Tu dis que tu ne loupes aucune des houles à Teahupo’o, tu étais donc présente le 13 août dernier. C’était comment ?
V. F – Oui, j’étais là pendant la plus grosse houle de l’année à l’heure actuelle et j’étais sur le jet ski. Ma petite soeur a filmé la vague de Kauli qui a été diffusée partout sur les réseaux. C’était la vague la plus effrayante que j’ai jamais vue de ma vie ! J’étais sur mon jet ski un peu en bas et la vague a failli renverser tous les bateaux. J’ai dû foncer à toute vitesse ! Toute la journée c’était des énormes vagues qui passaient. Je pense que les gens ne savent pas à quel point c’était gros, tu ne te rends pas compte avant d’y être. 

Pour les surfeuses qui n’ont jamais été sur la vague, quelles difficultés penses-tu qu’elles pourraient rencontrer ? 
V. F – C’est une vague très impressionnante, surtout quand tu la surfes pour la première fois. J’espère que les filles qui comptent se qualifier viendront s’entraîner parce que c’est une vague sur laquelle il faut passer du temps pour s’y habituer.
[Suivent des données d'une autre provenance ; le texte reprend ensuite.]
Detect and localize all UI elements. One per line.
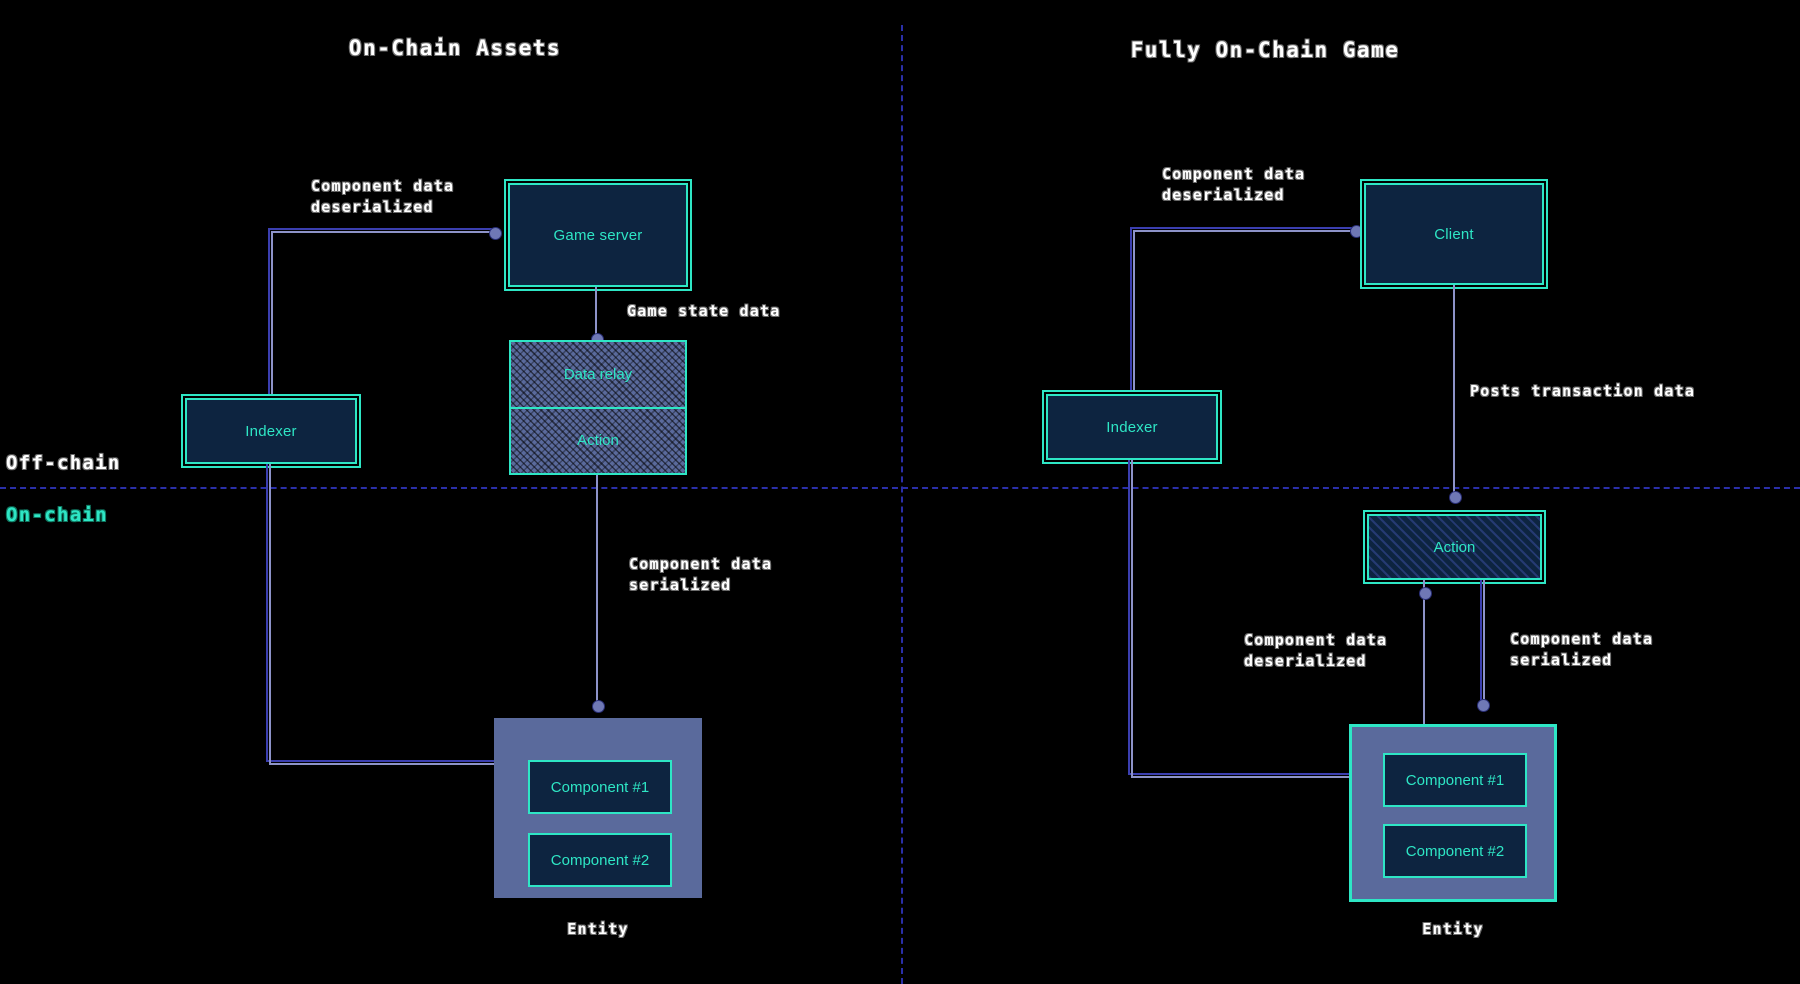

Une fois que tu chopes le pic, la seule envie que tu vas avoir c’est de prendre des vagues. J’ai vu ici beaucoup de filles du CT, du top 5-6. Elles y ont passé du temps et elles ont pris de très belles vagues pendant deux semaines. Il faut juste y passer du temps.
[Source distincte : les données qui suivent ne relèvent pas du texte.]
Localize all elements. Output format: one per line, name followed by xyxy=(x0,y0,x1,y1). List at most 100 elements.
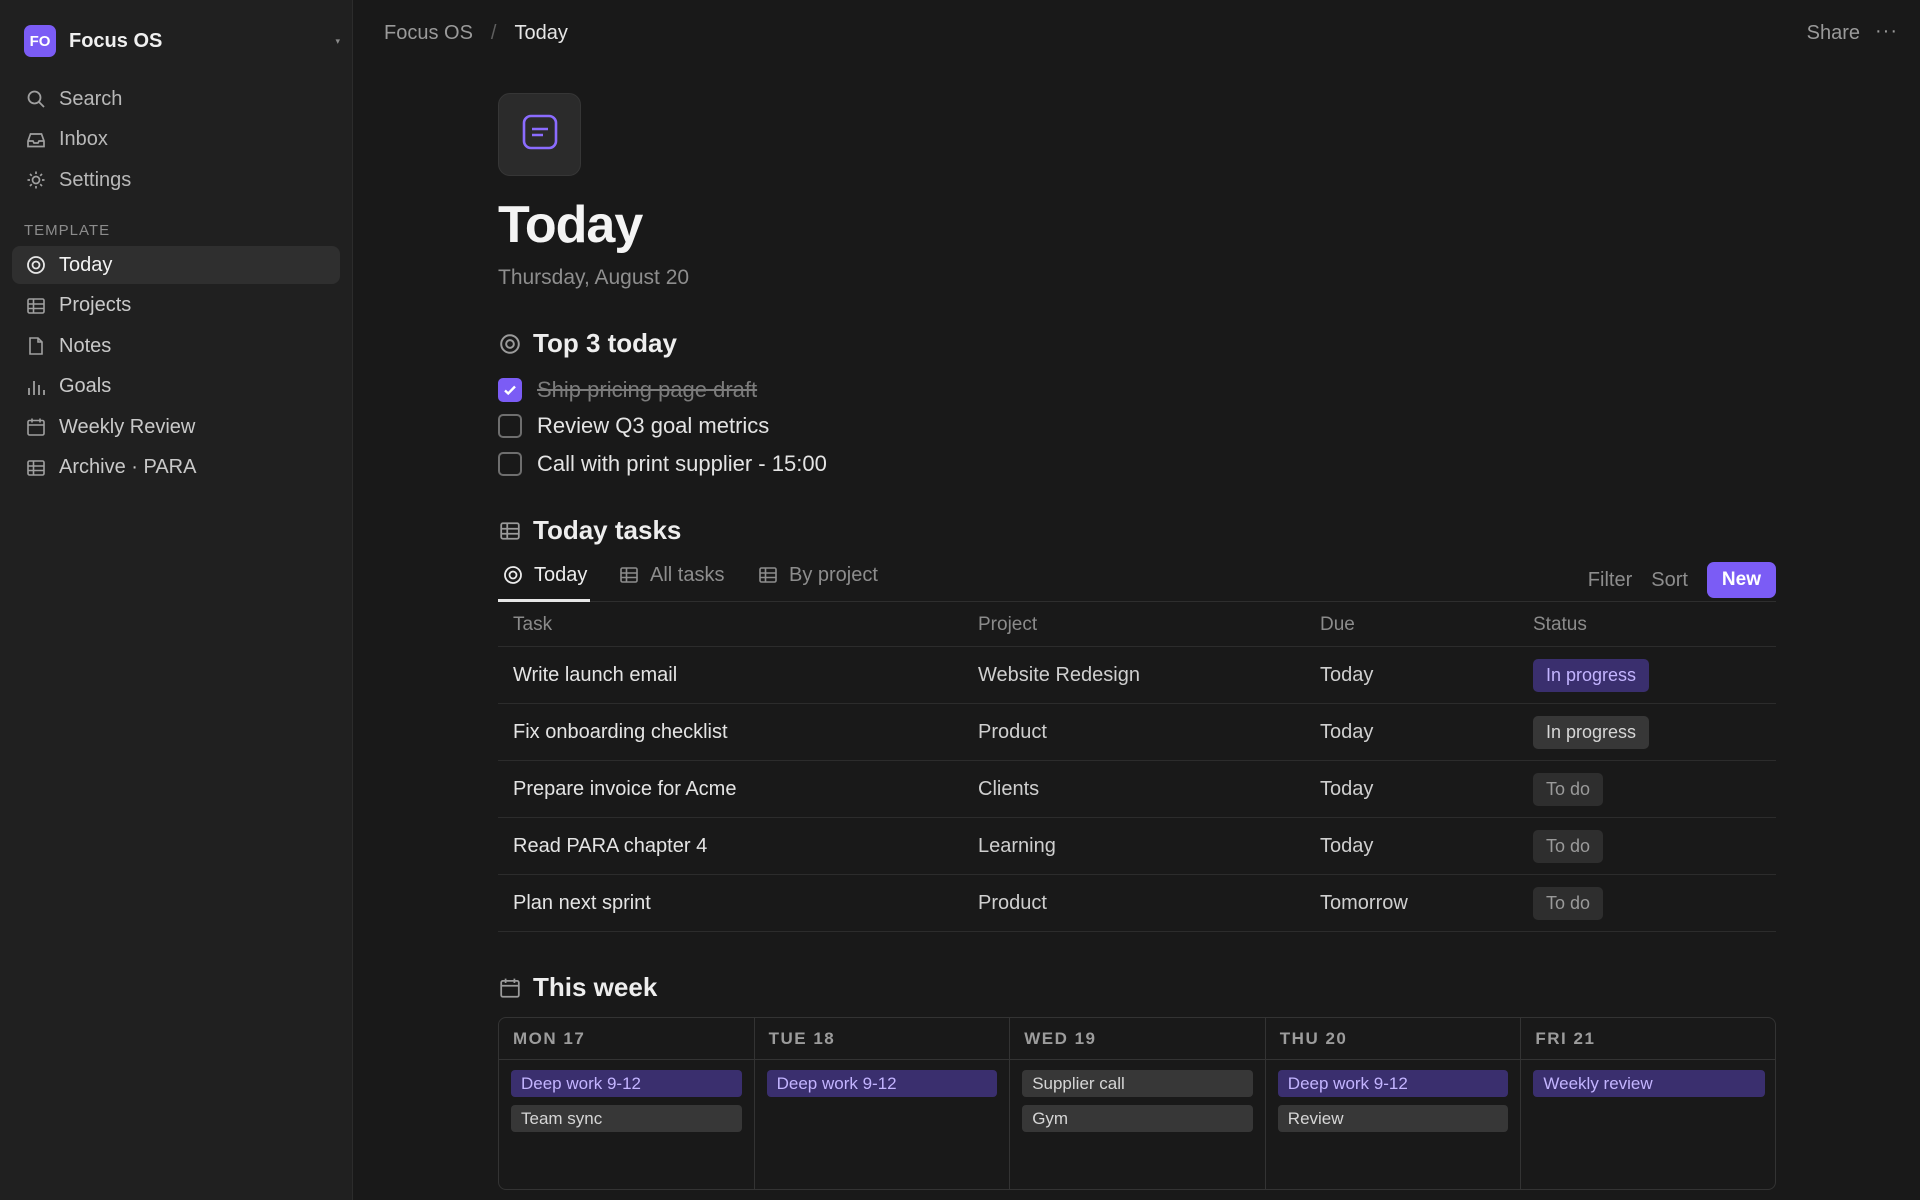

Peux-tu nous parler de tes spots préférés en Polynésie ? 
V. F – En Polynésie, j’adore les vagues chez moi sur mon île, elles sont assez parfaites. Je ne les nommerais pas mais elles sont belles. Puis il y a Teahupo’o, qui est une vague mythique, dangereuse. Mais quand tu en prends une et que tu réussis c’est le meilleur sentiment au monde ! C’est une vague sur laquelle tu ressens beaucoup d’émotions. La première fois que j’y ai surfé c’était au cours d’une compétition locale, j’ai perdu dès le round 1. Après ça je n’ai pas aimé cette vague et je n’y suis plus allée pendant au moins un an et demi. Je pense que beaucoup de gens ne le savent pas mais j’ai commencé à surfer Teahupo’o à seulement 17 ans et demi. Avant je ne trouvais aucun plaisir à me mettre à l’eau là-bas et je n’aimais pas les conditions. Mais j’ai commencé à y aller petit à petit et c’est seulement quand j’ai commencé à aimer la vague que j’ai eu envie de me pousser plus. En 2019 j’ai gagné le meilleur tube de l’année mais je peux compter sur les doigts de la main les sessions que j’ai faites là-bas. J’y suis très peu allée et quand j’ai gagné ce prix je me suis dit ok, en 2020 je ne louperai aucune houle ! C’est ce que j’ai fait et en 2021 pareil. Dans l’eau tous les locaux sont super gentils, il y a Matahi, Michel, Kauli… Il y a un groupe de très bons surfeurs là-bas, ils m’ont toujours accueillie et poussée. Ça m’a motivé et je me suis sentie à l’aise avec les gens qui m’entouraient dans l’eau. Maintenant j’y vais toute seule mais j’attends toujours qu’il y ait quelqu’un dans l’eau ! 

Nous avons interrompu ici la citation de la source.